1 Down, 17 To Go

Last night I took my last Keppra pill. Keppra is the one that was helping me not have seizures; the fact that Dr. Jason deemed a new prescription unnecessary when the refills ran out seems like a good thing to me. I haven't had a new brain MRI yet, but I will in about two weeks. With Keppra gone, my medicine list now reads as follows:

Primary Therapies:

Weekly:

1. Herceptin: Engineered antibody, for Her2NEU positive cancers.

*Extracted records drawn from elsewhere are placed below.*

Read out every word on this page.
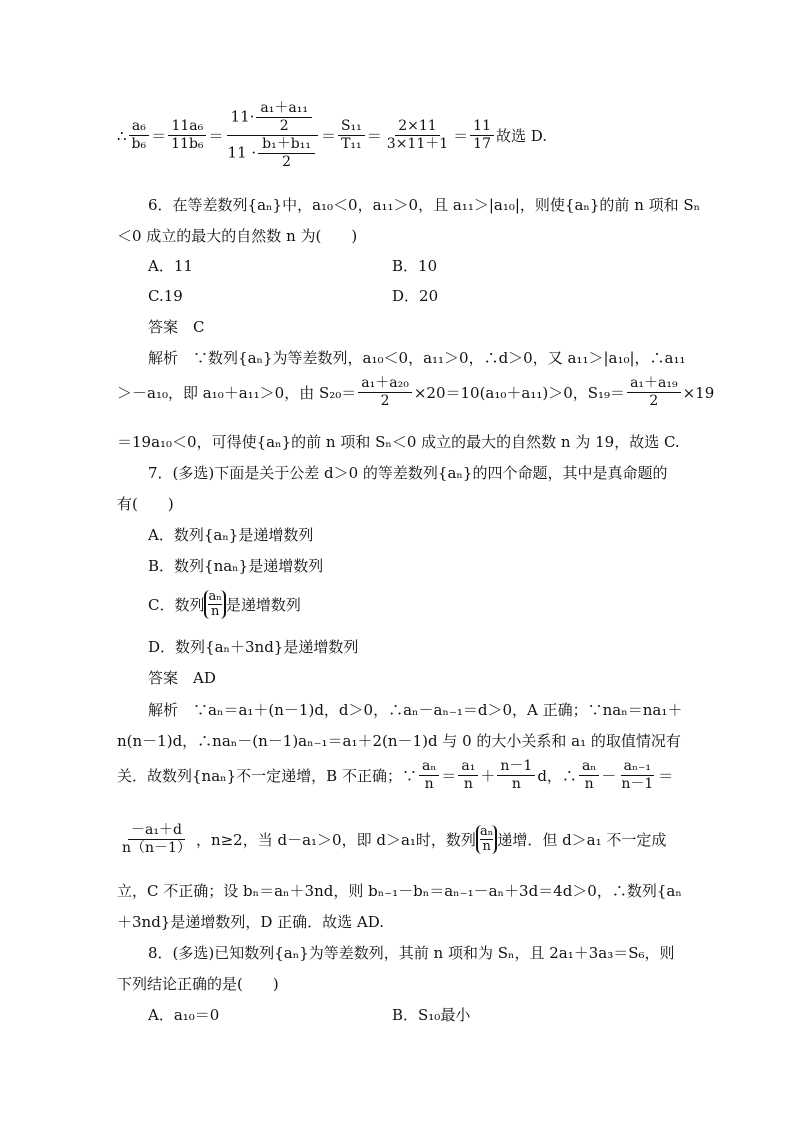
∴ $\frac{\text{a₆}}{\text{b₆}} = \frac{\text{11a₆}}{\text{11b₆}}$ ＝
$11\cdot \frac{\text{a₁＋a₁₁}}{2}$
$11 \cdot \frac{\text{b₁＋b₁₁}}{2} = \frac{\text{S₁₁}}{\text{T₁₁}} = \frac{2\times 11}{3\times 11+1} = \frac{11}{17}$ 故选 D.
6．在等差数列{aₙ}中，a₁₀＜0，a₁₁＞0，且 a₁₁＞|a₁₀|，则使{aₙ}的前 n 项和 Sₙ
＜0 成立的最大的自然数 n 为(　　)
A．11	B．10
C.19	D．20
答案　 C
解析　 ∵数列{aₙ}为等差数列，a₁₀＜0，a₁₁＞0，∴d＞0，又 a₁₁＞|a₁₀|，∴a₁₁
＞－a₁₀，即 a₁₀＋a₁₁＞0，由 $S_{20}= \frac{\text{a₁＋a₂₀}}{2} \times 20=10(a_{10}+a_{11})>0$，$S_{19}= \frac{\text{a₁＋a₁₉}}{2} \times 19$
＝19a₁₀＜0，可得使{aₙ}的前 n 项和 Sₙ＜0 成立的最大的自然数 n 为 19，故选 C.
7．(多选)下面是关于公差 d＞0 的等差数列{aₙ}的四个命题，其中是真命题的
有(　　)
A．数列{aₙ}是递增数列
B．数列{naₙ}是递增数列
C．数列 aₙ
n 是递增数列
D．数列{aₙ＋3nd}是递增数列
答案　 AD
解析　 ∵aₙ＝a₁＋(n－1)d，d＞0，∴aₙ－aₙ₋₁＝d＞0，A 正确；∵naₙ＝na₁＋
n(n－1)d，∴naₙ－(n－1)aₙ₋₁＝a₁＋2(n－1)d 与 0 的大小关系和 a₁ 的取值情况有
关．故数列{naₙ}不一定递增，B 不正确；∵ $\frac{\text{aₙ}}{n} = \frac{\text{a₁}}{n} + \frac{n-1}{n}$ d，∴ $\frac{\text{aₙ}}{n} - \frac{\text{aₙ₋₁}}{n-1}$ ＝
$\frac{\text{－a₁＋d}}{n(n-1)}$ ，n≥2，当 d－a₁＞0，即 d＞a₁时，数列 aₙ
n 递增．但 d＞a₁ 不一定成
立，C 不正确；设 bₙ＝aₙ＋3nd，则 bₙ₋₁－bₙ＝aₙ₋₁－aₙ＋3d＝4d＞0，∴数列{aₙ
＋3nd}是递增数列，D 正确．故选 AD.
8．(多选)已知数列{aₙ}为等差数列，其前 n 项和为 Sₙ，且 2a₁＋3a₃＝S₆，则
下列结论正确的是(　　)
A．a₁₀＝0	B．S₁₀最小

2. Taxol: Traditional chemo, made from yew trees

3. Navelbine: Traditional chemo

Monthly:

4. Pamidronate: For bone density

5. Lupron: To block ovarian function (keep estrogen down)

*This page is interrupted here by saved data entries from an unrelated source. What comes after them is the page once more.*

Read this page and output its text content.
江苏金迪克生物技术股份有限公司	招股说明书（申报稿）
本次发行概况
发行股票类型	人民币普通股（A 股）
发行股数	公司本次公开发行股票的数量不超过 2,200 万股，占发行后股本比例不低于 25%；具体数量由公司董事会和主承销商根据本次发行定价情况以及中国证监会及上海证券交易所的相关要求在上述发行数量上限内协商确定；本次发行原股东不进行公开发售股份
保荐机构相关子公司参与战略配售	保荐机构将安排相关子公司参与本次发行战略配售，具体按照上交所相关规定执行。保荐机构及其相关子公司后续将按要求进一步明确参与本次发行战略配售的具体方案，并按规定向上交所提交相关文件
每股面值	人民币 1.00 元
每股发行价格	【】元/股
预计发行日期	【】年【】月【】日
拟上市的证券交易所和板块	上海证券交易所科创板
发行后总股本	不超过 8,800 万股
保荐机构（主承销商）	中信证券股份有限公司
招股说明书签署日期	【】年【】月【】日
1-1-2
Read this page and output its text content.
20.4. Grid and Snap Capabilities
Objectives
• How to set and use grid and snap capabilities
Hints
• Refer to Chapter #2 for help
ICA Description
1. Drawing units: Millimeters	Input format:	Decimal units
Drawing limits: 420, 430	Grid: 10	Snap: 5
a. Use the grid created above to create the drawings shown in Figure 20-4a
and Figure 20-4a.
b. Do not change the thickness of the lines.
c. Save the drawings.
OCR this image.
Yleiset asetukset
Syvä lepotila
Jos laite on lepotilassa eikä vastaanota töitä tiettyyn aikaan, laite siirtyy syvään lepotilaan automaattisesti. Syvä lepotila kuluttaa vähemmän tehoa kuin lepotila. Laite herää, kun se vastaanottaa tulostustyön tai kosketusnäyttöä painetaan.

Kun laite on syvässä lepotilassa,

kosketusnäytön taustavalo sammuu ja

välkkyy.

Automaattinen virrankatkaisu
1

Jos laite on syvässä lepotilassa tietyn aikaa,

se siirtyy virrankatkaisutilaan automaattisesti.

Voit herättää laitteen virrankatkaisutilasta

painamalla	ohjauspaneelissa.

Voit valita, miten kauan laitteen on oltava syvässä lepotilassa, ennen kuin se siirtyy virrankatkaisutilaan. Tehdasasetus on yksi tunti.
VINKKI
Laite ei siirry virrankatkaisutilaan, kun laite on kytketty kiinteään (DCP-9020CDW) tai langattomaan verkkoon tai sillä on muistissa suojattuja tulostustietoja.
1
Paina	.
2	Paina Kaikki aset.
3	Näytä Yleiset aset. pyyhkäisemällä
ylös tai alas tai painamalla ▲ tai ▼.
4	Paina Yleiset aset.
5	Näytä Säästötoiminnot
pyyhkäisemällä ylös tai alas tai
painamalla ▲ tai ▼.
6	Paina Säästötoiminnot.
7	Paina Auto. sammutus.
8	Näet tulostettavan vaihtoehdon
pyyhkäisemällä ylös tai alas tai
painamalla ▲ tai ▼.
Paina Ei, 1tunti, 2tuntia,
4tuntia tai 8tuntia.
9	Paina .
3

Premeds, so I tolerate Primary Therapies:

Weekly:

6. Dexamethazone: Keeps me from feeling like I have the flu with Taxol

7. Zofran: Blocks nausea

8. Ranitidine: Blocks stomach acid

9. Benadryl: Keeps me from having an allergic reaction to Taxol (also makes me LOOPY)

Things I am taking to counteract side effects:

3 times/day:

10. Glutamine powder: to assuage neuropathy, which makes my fingers and toes tingly and a little painful

11. Vitamin B-6: Same as glutamine

1 time/day

12. Bactrim: Sulfa antibiotic as a prophylactic against a pneumonia recurrence

13. Protonix: Keeps stomach acid down

5 times/week

14. Neupogen: The shot I give myself to boost white cell production

Weekly:

15. Epotin: Given at the clinic to boost red cell production

Meds for Specific, Finite issues

Daily

16. Fluconazole: 10 days, for a relapse of thrush (probably brought on by the juice I was drinking 3Xday with my glutamine. I have started mixing the glutamine just with water, which is gross, but less gross than a throat full of scales I can feel when I swallow)

Weekly

17. Iron Sucrose: 4 times, to help my blood accept the Epotin to build more red cells. It looks like coffee in the drip bag. That is, it looks like the coffee I make. It looks like a double espresso. Fortunately, it didn't feel like that.